After seven years, principal architect Ulises Liceaga is shedding Fractal Construction and moving forward as Uli and Associates, complete with a new office.
“We would like to grow a little bit,” Liceaga explains, going on to admit that sometimes image does matter. And it is time to buff that image a bit.
Liceaga started Fractal Construction in 2006 as a means to the end of shepherding projects from its design beginning through its permitting and construction processes. Liceaga says it all happened so fast, and it was successful, but now it’s time to focus in on the design process.
“The next few projects were much more complicated. We’re going to shed the construction,” Liceaga says, adding it wasn’t uncommon for some to mistake his architecture firm as a straightforward construction business. The new branding comes complete with new office space on the Upper East Side, an improvement on the former space, lovingly referred to as the dungeon.
A relative unknown seven years ago, Liceaga forged collaborations with more well-known designers to boost his name recognition, seen to impressive effect in his most celebrated space to date, a remodeled family townhouse in the Gramercy Park neighborhood of New York.
The townhouse definitely impresses. The collaboration with lighting designer Ingo Mauer, the utilization of raw materials in striking ways and its marriage of 21st century technologies within the regal, classic bones of a Manhattan townhouse comes together beautifully. Of his working with Mauer, Liceaga cannot be more effusive.
“His work is so graceful,” Liceaga says. “I’m lucky he said yes. He is such a lighting genius.”
Mauer’s work can be seen throughout the house, specifically in the dining room, where a chandelier sculpture designed of broken porcelain hangs, meant to invoke food fights. In the lofted sitting area on the second floor, Mauer’s artful slits in the ceiling, cocooning the light, create movement.
Stainless steel is found throughout the house, used as doors, bathroom fixtures and trims. In the kitchen, Valcucine forged glass into an indestructible counter top, even enduring a stress test involving a steel ball to ultimately put Liceaga’s fears to rest regarding its durability in a family home. Finally, Indian slate tile is used in the bathroom, chosen by Liceaga to invoke the feeling of a specific spa. It is all very primal, almost cave-like.
The biggest take away from the home is the back of the house, composed of all glass and sprinkled with LED lights. It is as if Liceaga created his family’s (and, this being the close quarters of New York City, his neighbor’s) personal constellation system. At the time of construction, LED was cutting-edge, and in fact continues to be a technology he enjoys employing.

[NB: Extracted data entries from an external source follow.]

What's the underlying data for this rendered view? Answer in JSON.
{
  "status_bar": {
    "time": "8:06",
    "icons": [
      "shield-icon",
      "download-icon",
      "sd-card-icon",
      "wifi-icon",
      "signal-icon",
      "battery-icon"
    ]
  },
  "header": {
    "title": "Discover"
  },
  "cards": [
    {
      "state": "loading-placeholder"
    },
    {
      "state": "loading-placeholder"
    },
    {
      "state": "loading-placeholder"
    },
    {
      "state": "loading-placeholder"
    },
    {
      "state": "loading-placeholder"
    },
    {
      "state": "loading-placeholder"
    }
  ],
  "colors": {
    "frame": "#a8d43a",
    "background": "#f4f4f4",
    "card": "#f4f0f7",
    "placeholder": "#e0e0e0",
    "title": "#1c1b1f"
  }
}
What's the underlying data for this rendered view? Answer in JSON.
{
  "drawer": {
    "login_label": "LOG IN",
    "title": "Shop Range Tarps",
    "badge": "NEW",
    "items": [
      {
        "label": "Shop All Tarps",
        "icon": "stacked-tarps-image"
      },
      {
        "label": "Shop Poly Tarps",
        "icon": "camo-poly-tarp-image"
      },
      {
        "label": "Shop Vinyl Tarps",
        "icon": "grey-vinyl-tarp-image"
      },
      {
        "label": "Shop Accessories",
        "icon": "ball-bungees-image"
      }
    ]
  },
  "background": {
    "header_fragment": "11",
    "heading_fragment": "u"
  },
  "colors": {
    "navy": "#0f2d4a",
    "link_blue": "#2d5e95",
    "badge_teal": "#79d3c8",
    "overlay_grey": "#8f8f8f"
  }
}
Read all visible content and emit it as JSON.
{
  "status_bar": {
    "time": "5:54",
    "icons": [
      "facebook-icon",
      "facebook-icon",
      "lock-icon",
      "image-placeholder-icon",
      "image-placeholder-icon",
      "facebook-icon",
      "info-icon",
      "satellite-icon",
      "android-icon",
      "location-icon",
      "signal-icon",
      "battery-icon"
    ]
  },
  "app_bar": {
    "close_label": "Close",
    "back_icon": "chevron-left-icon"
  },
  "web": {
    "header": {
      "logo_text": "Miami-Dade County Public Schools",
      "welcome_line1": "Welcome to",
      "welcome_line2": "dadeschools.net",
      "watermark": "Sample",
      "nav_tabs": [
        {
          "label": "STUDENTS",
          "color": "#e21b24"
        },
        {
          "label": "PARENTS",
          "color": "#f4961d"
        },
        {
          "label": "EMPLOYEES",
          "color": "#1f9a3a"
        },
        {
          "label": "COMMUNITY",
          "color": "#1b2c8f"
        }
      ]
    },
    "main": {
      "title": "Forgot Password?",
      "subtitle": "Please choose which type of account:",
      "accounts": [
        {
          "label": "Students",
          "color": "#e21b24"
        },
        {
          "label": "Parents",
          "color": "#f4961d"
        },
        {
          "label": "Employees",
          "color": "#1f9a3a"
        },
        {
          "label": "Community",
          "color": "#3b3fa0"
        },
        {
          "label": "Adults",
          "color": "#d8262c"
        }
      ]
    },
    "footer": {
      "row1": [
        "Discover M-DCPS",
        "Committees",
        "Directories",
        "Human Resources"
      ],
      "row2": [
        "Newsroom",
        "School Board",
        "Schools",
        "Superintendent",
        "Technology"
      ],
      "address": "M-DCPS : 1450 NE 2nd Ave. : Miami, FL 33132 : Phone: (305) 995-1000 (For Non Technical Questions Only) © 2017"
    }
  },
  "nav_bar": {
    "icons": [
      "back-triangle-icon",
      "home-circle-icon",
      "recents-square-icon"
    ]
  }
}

Liceaga sees working with the newest technologies as just part of his job.
“I see the architect as this moderator of this conversation,” Liceaga explains. “Context is an actor, the client is another actor…the law, the culture aesthetic, the materials; translate all of that into a livable structure that has a social value. Not just to service the owner, but to part of the urban context…to design for the city’s common good. I don’t believe in virtuoso architecture, pure form over function. I don’t believe in that being better. Architecture projects have a form. The architect’s job is to find the form.”
Before striking out on his own, Liceaga worked with Robert A.M. Stern, working on luxury high rises, being built around the world.
“It was very exciting. He has a lot of respect for history, which I tried to learn,” Liceaga says. “Before working for him, I was quick to dismiss, but I learned to respect traditional architecture.”
Liceaga’s family no longer lives in the Gramercy Park townhouse. They are currently waiting out the renovation Liceaga is working on of a townhouse further uptown, slated to be completed by the summer. Other projects in the works include an 87 acre horse farm in Cold Spring Harbor, New York, that will ultimately include an indoor horse arena and three homes on the compound. That particular project is in its early, schematic design phase.
Moving forward, Liceaga would like to work on larger projects and hopes this new rebranding will reflect this.
“I would like to see myself, maybe in ten years, doing much larger projects. Now, I’m doing five to seven stories, of seven or nine thousand square feet. I would like to do twice that much. The day I design an airport, I’ll be happy.”